赤みがかった金色の髪に碧色の瞳。容姿はとくに優れて美少女というほどではなく一見普通の女の子だが、不幸な生い立ちにもかかわらず前向きな性格で、シリューズレイグラントに救われてから感情豊かになったことで、人間味あふれる魅力が表情に現れて可愛らしい印象になる。エルと対面しときは十代半ば。


(アイコンは雰囲気が一番近いものから。政務府から外に出るときはすっぴんポニーテールの少年の格好になる。表向きアスリロザ国王直系子は血統を断つため処刑されているので、いまのフレンジアは亡国王女ではなく、レイグラントの一客人として政務府内で暮らしているが、待遇は完全にお姫様。)

ユッカンティシアナン


(ネタバレ注意。第11話から)


フォルッツェリオ国家兵団参謀長という地位にいる、レイグラントの側近の一人。冷静沈着・慇懃無礼とは彼の代名詞。

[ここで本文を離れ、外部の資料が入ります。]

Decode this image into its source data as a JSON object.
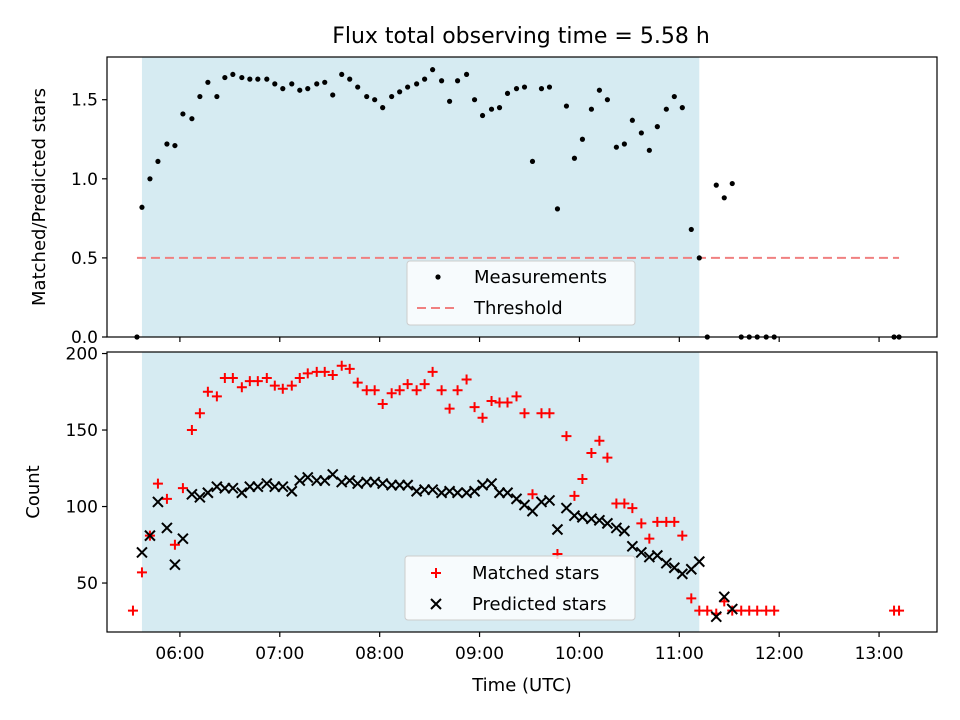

世界で五本の指に入るだろう実力の術者としての顔のほうが名高い。知識が豊富で、その頭脳によりフォルッツェリオ国では軍務において参謀役や、外務においての諜報役を担っている。時代背景や人格が違っていれば一国の宰相もできただろう本人は、淡々と、飄々と、胡散臭く世を渡っていたいので、めんどくさい役職には就きたくなかったが、他に適度な人材もいないの仕方なくいまの役職を拝命した。

柔らかい髪質の茶髪、同じような色合いの茶眼。中肉中背で一見優男風だが、本人は気質を抑えてはいないので、普通の容姿なのに個性の強い内面が表に出ているので、異様さがかえって目立つ。長ったらしい名前ですぐに覚えてもらえないため、いろんな名で呼ばれているので、多様な顔を持っているような印象がある。それを生かして対話し人間観察することで情報収集を行なう。

遅まきながら本編終盤に登場。本人は地味に行動しているようでも、どんな場面でもいいところを掻っ攫っていくタイプ。次章フォルッツェリオ建国編では活躍というか暗躍する人。

この章では登場させる気はなかったが、話の展開上と、引き締めの部分で、出したほうがいいと判断、書き直し時に登場させました。